Jessica Jones, meanwhile, may be heading toward a natural conclusion on its own. Just as work began on the new season, showrunner Melissa Rosenberg announced her departure from the series following the third year for an overall production deal at Warner Bros. Television. It is a major creative change that could be recognized in the story, with Jessica (Ritter) and Trish (Rachael Taylor) getting more closure on Netflix than Danny of Luke. Or, at the very least, the final episode of Rosenberg’s run could be reworked into something more definitive.
(Photo by Netflix)
As Oleson told us, producing a season of a Marvel show is not unlike writing a “run of the comic,” with the understanding that someone else will always be along to tell more stories with the characters. Rosenberg may have guided the show to an end point that Netflix will use to justify its cancellation. The Punisher, sitting at a 66% on the Tomatometer, may have the wisdom to give Frank Castle (Jon Bernthal) a worthwhile send-off, while leaving a bit of hope for a Hulu resurrection.
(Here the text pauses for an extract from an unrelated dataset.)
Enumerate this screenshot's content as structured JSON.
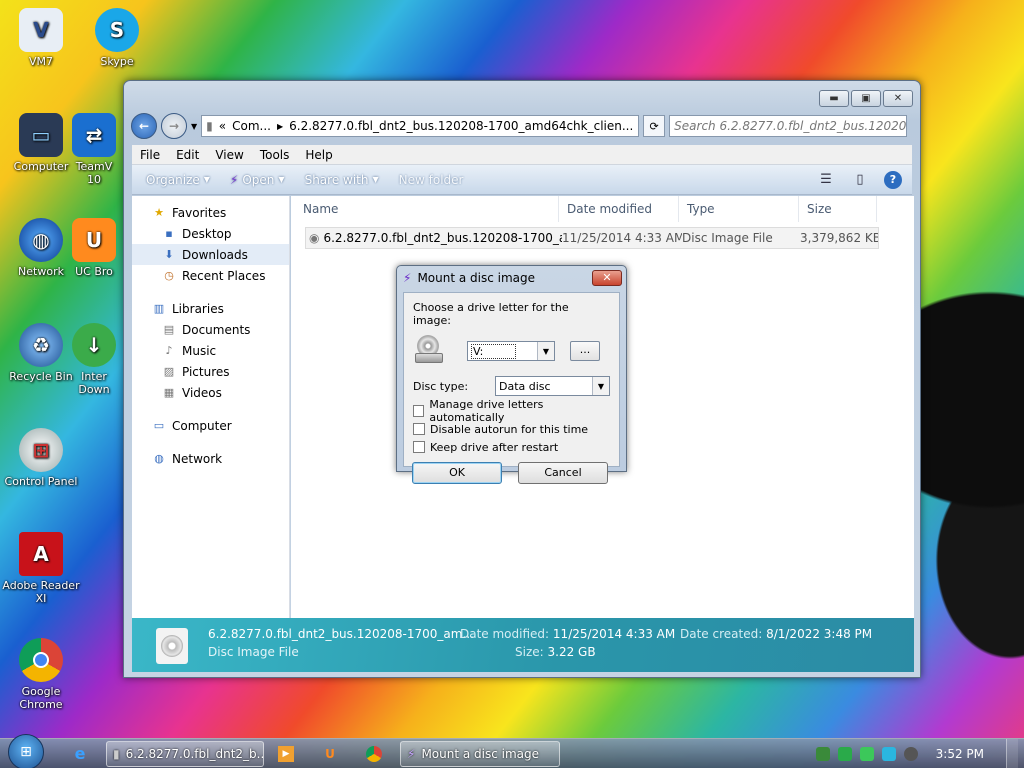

And should all of the shows leave Netflix for Hulu or the same cancellation bin shared by Marvel’s Agent Carter and Marvel’s Inhumans, Netflix will be fine for comic-book content as it looks to a future with programs like The Umbrella Academy and content emerging from Millarworld, the comic-book company the service bought in August 2017. Plans are already in place to develop films based on creator Mark Millar’s Empress and Huck and series from his Jupiter’s Legacy and American Jesus comics. Another Millarworld project, Sharkey The Bounty Hunter, is being developed as a film and comic book concurrently.
But with just about every Marvel cancellation, there comes the sadness that story-lines will not be resolved. The small, but dedicated fanbase of Agent Carter is still infatuated with star Hayley Atwell and hopes for resolution regarding Jack Thompson (Chad Michael Murray), just as many Luke Cage viewers hope to see how Luke deals with running Harlem’s Paradise. While Marvel Television President Jeph Loeb could not be reached for comment, his previous statement about Agent Carter probably applies here as well: “Find us a network.” All he needs is a platform to carry to series and he will bring it back. To him, the shows Marvel put into production are strong enough to go the 100-episode distance. While it is doubtful he will ever orchestrate the return of Inhumans, Heroes for Hire devotees should remain hopeful.
The fact is, Marvel never lets an idea die. Luke and Danny’s popularity in comics also waxes and wanes over the decades, but they are always poised to make a comeback with good creative people at the helm. And even if neither show was strong enough on its own, the interest in the team-ups both shows teased could be enough to give the shows another life. It is just a matter of when and how.